Injuries Caused by Unqualified Boston Truck Drivers
Truck accidents can happen in the blink of an eye. Passenger vehicles are no match for a truck—the weight differences are staggering. According to the Department of Energy (DOE) the average car when empty weighs between 2,400 and 5,000 pounds. The average empty big rig weighs between 20,000 and 26,000 pounds. Imagine what happens when two empty vehicles collide. Imagine now the truck is fully loaded—it can easily weigh upwards of 80,000 pounds. When that much weight disparity, the chances a victim will suffer death or a catastrophic injury significantly increases.
When a victim does not die due to an accident, some injuries they can suffer include:
- Traumatic brain injuries (TBI) – Victims suffering from TBI who are fortunate enough to come out of a vegetative state often face a lifetime of cognitive, motor skills, and other impairments they may never recover from.
- Spinal cord injuries – Unfortunately, these injuries often mean a victim must adapt to an entirely new life where they are paralyzed and forced to live in a wheelchair.
- Burn injuries – When a truck is carrying hazardous materials, or the collision results in a fire, victims can face long-lasting trauma, face multiple skin grafting procedures, and have scars that disfigure them permanently.
- Amputations – In some cases, victims may lose a limb in a truck accident due to crushing injuries. These victims require surgery, will likely require prosthetics, and face long periods of rehabilitation.
- Injuries to the neck and back – Unfortunately, these injuries often never fully go away. Victims often must live with unimaginable levels of pain throughout their lives.
These are only some of the potential injuries a victim may suffer when they are involved in an accident with a tractor-trailer. To figure out the extent of injuries for which you may recover compensation, contact an attorney with experience holding trucking companies liable for negligent hiring practices, and fight to get the funds you need to care for your family while you focus on recovering from your injuries.
Working With a Truck Accident Attorney
When you have lost a loved one in a truck accident, or you have suffered an injury in a truck accident, you may have a storm of questions in your mind. Often, victims consider passing up working with an attorney because they believe they can handle the claims process on their own. This is often a mistake.
Insurance company adjusters and claims personnel know they have more latitude when a victim is representing themself in their claim. In some cases, they will ignore your claim until you give up; in other cases, they will make a quick settlement offer in hopes that you will accept it; and, in other instances, they may simply deny liability and not offer any compensation.

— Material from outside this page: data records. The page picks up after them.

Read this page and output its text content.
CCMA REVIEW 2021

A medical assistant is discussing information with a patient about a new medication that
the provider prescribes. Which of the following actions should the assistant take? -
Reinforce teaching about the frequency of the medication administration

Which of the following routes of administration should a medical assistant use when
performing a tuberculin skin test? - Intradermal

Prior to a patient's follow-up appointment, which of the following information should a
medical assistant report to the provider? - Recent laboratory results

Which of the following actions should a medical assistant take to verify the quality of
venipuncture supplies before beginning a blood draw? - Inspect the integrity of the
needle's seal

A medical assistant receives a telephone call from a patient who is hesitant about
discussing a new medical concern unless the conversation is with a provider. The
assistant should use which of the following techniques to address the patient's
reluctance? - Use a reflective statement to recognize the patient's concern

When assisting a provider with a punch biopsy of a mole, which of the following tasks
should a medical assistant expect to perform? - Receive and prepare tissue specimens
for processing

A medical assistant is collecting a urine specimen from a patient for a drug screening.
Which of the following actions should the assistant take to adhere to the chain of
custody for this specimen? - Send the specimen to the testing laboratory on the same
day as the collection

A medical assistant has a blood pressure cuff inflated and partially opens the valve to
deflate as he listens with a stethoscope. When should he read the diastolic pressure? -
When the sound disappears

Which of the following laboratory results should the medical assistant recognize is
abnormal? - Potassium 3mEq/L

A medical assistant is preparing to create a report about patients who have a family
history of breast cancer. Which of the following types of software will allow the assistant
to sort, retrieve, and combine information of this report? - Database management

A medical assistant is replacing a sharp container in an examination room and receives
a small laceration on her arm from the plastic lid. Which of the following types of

When you hire an attorney to help you with your unqualified truck driver claims, you hire more than a lawyer. You are hiring an advocate: Someone who will get the answers you need and fight to secure proper compensation for your losses. While money cannot replace your loved one or your pre-accident life, you can secure a more stable financial future for yourself by calling a Boston truck accident lawyer.
No company should hire unqualified workers, regardless of the field in which they operate. However, when a trucking company hires unqualified truck drivers, they put lives at risk. If you or a close one are injured because a trucking company failed to exercise the care to ensure their truck driver was qualified, they should answer for your injuries. Especially with the help of an experienced truck accident attorney, you can have them held accountable.